Frere-Jones and Haoquin saw Chakatie walk up to their body and pick up the laser pistol. Chakatie wiped at her eyes as she nodded, then she shot them in the head.
Alexnya stands silently over Frere-Jones’s burned body. The grains are still convulsing, still in chaos, but Frere-Jones’s death has calmed them.
Chakatie holds the laser pistol in both hands. Alexnya feels Chakatie’s grains powering up her body. A moment later powerful claws rip apart the pistol.
Chakatie throws the broken technology to the ground in disgust. “Your mother is right, you know,” she says. “I did manipulate all this. I knew Frere-Jones and my son would cause sparks. But I didn’t know all this would happen. I swear on the grains I didn’t know.”
Alexnya isn’t sure if she can trust Chakatie. Frere-Jones said to trust the anchor, but how can she truly know?
Yet Alexnya also understands that once her parents are forced to resume their travels, Chakatie and her family will be the only one for hundreds of leagues around who might support her.
Alexnya wants to scream at this situation. To curse at not knowing what to do. But before she does, she feels a gentle caress in her mind. She tastes memories—memories from Frere-Jones and Haoquin. She sees all the good things Chakatie has done.
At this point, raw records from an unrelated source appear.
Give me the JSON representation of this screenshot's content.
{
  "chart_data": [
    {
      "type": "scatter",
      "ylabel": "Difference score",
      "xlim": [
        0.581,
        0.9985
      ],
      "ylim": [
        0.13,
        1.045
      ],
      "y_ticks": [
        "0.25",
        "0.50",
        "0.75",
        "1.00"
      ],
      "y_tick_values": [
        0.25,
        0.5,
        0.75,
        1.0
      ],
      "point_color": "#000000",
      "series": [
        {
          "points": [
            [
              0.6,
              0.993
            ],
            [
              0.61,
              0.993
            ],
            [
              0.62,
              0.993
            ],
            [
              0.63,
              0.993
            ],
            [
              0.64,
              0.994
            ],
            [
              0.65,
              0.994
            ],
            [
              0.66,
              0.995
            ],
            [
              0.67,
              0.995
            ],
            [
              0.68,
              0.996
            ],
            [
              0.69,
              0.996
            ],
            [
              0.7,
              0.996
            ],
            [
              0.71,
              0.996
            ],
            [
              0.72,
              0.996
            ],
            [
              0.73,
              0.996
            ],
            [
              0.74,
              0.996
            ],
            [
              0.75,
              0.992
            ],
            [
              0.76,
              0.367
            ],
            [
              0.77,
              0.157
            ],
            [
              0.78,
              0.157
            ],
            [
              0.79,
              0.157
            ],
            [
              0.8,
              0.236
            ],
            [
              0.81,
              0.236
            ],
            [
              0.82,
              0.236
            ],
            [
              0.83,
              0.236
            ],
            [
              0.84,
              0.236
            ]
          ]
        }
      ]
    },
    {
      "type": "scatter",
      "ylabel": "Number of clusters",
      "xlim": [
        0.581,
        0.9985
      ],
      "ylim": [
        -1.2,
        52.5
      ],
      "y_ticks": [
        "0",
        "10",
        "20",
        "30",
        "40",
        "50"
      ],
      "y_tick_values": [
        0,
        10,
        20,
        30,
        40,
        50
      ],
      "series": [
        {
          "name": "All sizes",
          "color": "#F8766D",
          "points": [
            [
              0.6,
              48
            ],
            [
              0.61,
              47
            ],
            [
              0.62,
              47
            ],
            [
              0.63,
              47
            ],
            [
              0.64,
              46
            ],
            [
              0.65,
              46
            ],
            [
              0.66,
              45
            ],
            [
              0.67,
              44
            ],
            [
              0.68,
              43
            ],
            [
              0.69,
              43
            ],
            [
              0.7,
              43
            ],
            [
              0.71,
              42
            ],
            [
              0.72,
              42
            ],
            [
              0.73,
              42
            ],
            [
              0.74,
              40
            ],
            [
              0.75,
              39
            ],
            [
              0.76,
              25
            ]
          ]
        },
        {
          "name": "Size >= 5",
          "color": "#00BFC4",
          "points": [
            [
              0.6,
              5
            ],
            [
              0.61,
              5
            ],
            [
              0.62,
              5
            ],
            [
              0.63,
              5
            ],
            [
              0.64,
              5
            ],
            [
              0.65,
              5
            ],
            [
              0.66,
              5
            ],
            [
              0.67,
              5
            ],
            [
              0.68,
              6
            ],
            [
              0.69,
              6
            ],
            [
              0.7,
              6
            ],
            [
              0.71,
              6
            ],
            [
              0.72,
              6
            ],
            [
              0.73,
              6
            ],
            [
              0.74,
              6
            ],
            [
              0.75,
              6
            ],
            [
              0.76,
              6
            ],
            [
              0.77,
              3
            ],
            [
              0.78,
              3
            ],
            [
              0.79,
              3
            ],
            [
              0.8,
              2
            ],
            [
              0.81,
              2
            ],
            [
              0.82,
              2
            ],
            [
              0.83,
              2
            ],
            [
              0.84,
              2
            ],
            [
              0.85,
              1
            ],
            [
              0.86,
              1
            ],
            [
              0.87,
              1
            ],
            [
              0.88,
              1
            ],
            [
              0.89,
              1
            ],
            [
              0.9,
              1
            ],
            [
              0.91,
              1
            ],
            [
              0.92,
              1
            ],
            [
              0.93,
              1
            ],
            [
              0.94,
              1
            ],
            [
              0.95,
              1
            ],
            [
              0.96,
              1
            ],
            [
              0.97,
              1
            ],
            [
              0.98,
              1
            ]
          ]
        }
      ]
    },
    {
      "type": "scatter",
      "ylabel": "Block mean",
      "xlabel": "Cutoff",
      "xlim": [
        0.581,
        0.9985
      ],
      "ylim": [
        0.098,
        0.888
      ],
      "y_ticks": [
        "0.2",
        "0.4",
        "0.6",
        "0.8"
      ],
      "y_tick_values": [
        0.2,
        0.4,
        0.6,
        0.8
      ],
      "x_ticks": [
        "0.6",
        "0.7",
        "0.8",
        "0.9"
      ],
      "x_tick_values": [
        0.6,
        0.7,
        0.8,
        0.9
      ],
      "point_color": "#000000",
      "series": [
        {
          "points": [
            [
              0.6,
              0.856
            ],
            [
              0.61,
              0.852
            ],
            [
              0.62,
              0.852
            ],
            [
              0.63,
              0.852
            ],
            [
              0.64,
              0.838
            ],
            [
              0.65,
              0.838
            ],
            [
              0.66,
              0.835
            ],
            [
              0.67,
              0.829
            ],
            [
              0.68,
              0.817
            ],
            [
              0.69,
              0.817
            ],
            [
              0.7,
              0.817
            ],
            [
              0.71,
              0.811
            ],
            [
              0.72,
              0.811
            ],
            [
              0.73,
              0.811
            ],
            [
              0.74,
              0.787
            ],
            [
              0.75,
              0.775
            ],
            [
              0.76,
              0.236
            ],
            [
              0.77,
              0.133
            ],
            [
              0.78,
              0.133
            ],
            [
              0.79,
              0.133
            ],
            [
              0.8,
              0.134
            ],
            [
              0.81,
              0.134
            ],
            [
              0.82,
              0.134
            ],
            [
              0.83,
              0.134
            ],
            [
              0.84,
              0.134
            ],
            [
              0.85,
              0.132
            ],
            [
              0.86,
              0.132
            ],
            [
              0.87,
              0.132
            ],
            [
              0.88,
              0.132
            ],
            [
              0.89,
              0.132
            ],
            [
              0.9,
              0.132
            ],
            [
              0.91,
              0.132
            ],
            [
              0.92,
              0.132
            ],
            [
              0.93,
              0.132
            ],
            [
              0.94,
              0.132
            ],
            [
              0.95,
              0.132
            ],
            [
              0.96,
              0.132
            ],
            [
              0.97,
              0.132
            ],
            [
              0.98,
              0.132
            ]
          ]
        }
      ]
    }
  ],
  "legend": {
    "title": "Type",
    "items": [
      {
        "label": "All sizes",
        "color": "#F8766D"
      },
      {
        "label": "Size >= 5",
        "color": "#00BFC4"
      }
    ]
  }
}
How Chakatie once cried over a family like hers.
“I think I’ll trust you,” Alexnya finally says. “Did you really... cry over a day-fellow family once?”
Chakatie nods, then waves for Alexnya’s parents to follow her to the sod-house to prepare an evening meal for everyone.
Alexnya stays behind and digs the grave for Frere-Jones’s body, the grains powering up her body so the shovel digs faster and deeper than she ever could have done before. She places Frere-Jones in the hole and covers her with fresh soil.
As Alexnya stands over the grave, she feels the grains churning in Frere-Jones body. Feels the grains already beginning to spread the memories of Frere-Jones and Haoquin across the land.
“Thank you, Fre,” Alexnya says, bowing to the grave. She then runs to the sod-house to spend time with her family before they’re forced to flee.